Enfin, la dernière vidéo (unité 2, caméra 4) donne à voir la cour où sont entassés les matelas. Vers 15h34, E.M. apparaît à l’extrémité droite du tas, accroupi, difficilement identifiable derrière A.D. qui se tient debout. Après plusieurs secondes, il se relève. Quelques minutes plus tard, des flammes semblent partir de cet endroit. Le prévenu dit qu’il cherchait son argent qu’il avait caché dans son matelas. Le président demande pourquoi il le cherchait à cet endroit précis et non ailleurs. Il lui répond qu’il commençait par là. Me Terrel invite le président à repasser cette vidéo au ralenti : cela permet de voir que, quelques minutes après E.M., une autre personne se penche au même endroit. Pendant ce temps, E.M. cherche quelque chose dans les matelas un peu plus loin, un drap à la main. Ensuite, la fumée émane du côté droit du tas de matelas mais également d’un autre point légèrement plus à gauche. E.M. déclare qu’il n’a pas mis le feu aux matelas.

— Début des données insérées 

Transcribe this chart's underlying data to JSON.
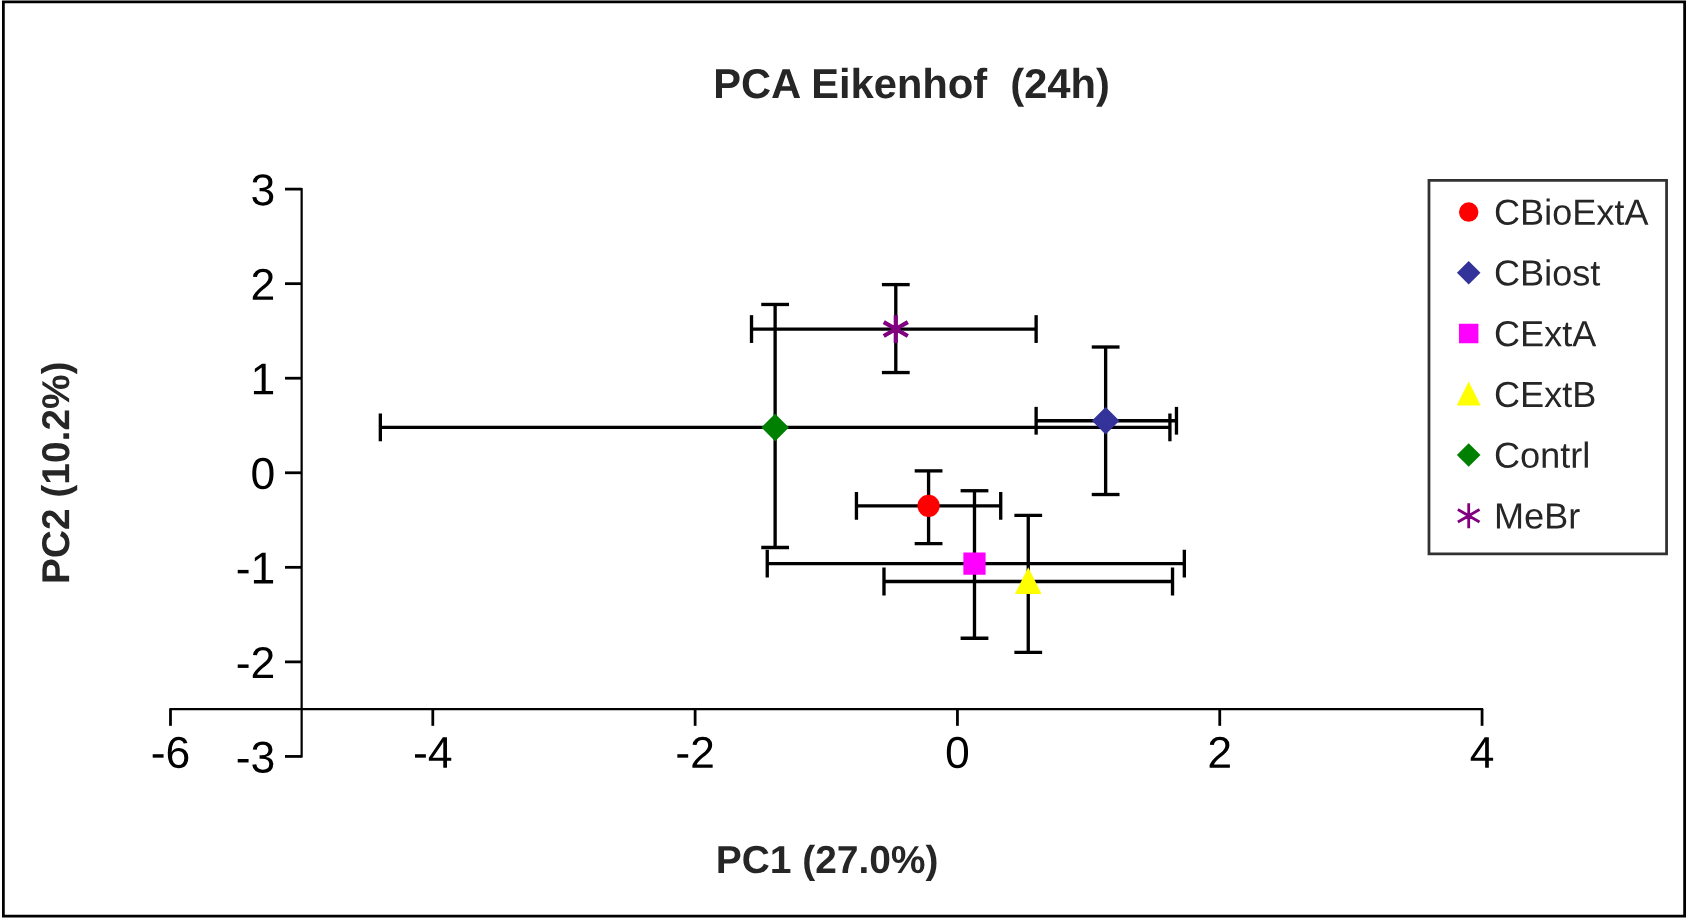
{
  "chart_data": {
    "type": "scatter",
    "title": "PCA Eikenhof  (24h)",
    "xlabel": "PC1 (27.0%)",
    "ylabel": "PC2 (10.2%)",
    "xlim": [
      -6,
      4
    ],
    "xticks": [
      -6,
      -4,
      -2,
      0,
      2,
      4
    ],
    "ylim": [
      -3,
      3
    ],
    "yticks": [
      -3,
      -2,
      -1,
      0,
      1,
      2,
      3
    ],
    "grid": false,
    "legend": "right",
    "series": [
      {
        "name": "CBioExtA",
        "color": "#ff0000",
        "marker": "circle",
        "x": [
          -0.22
        ],
        "values": [
          -0.35
        ],
        "errors": [
          [
            -0.75,
            0.02
          ]
        ],
        "xerrors": [
          [
            -0.77,
            0.33
          ]
        ]
      },
      {
        "name": "CBiost",
        "color": "#333399",
        "marker": "diamond",
        "x": [
          1.13
        ],
        "values": [
          0.55
        ],
        "errors": [
          [
            -0.23,
            1.33
          ]
        ],
        "xerrors": [
          [
            0.6,
            1.67
          ]
        ]
      },
      {
        "name": "CExtA",
        "color": "#ff00ff",
        "marker": "square",
        "x": [
          0.13
        ],
        "values": [
          -0.96
        ],
        "errors": [
          [
            -1.75,
            -0.19
          ]
        ],
        "xerrors": [
          [
            -1.45,
            1.73
          ]
        ]
      },
      {
        "name": "CExtB",
        "color": "#ffff00",
        "marker": "triangle",
        "x": [
          0.54
        ],
        "values": [
          -1.15
        ],
        "errors": [
          [
            -1.9,
            -0.45
          ]
        ],
        "xerrors": [
          [
            -0.56,
            1.64
          ]
        ]
      },
      {
        "name": "Contrl",
        "color": "#008000",
        "marker": "diamond",
        "x": [
          -1.39
        ],
        "values": [
          0.48
        ],
        "errors": [
          [
            -0.79,
            1.78
          ]
        ],
        "xerrors": [
          [
            -4.4,
            1.62
          ]
        ]
      },
      {
        "name": "MeBr",
        "color": "#800080",
        "marker": "cross",
        "x": [
          -0.47
        ],
        "values": [
          1.52
        ],
        "errors": [
          [
            1.06,
            1.99
          ]
        ],
        "xerrors": [
          [
            -1.57,
            0.6
          ]
        ]
      }
    ]
  }
}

Il répète qu’il était « opposé à tout cela ».

Il est 16h15, le président lève la séance et annonce le programme de celle du lendemain où sont prévues les auditions de M.D. et de Ma.D.

Au terme de cette première audition, il apparaît que les preuves sont malaisées à manipuler, tant les témoignages contradictoires que les images ou les scènes de foule très rapides compliquent l’analyse des actions.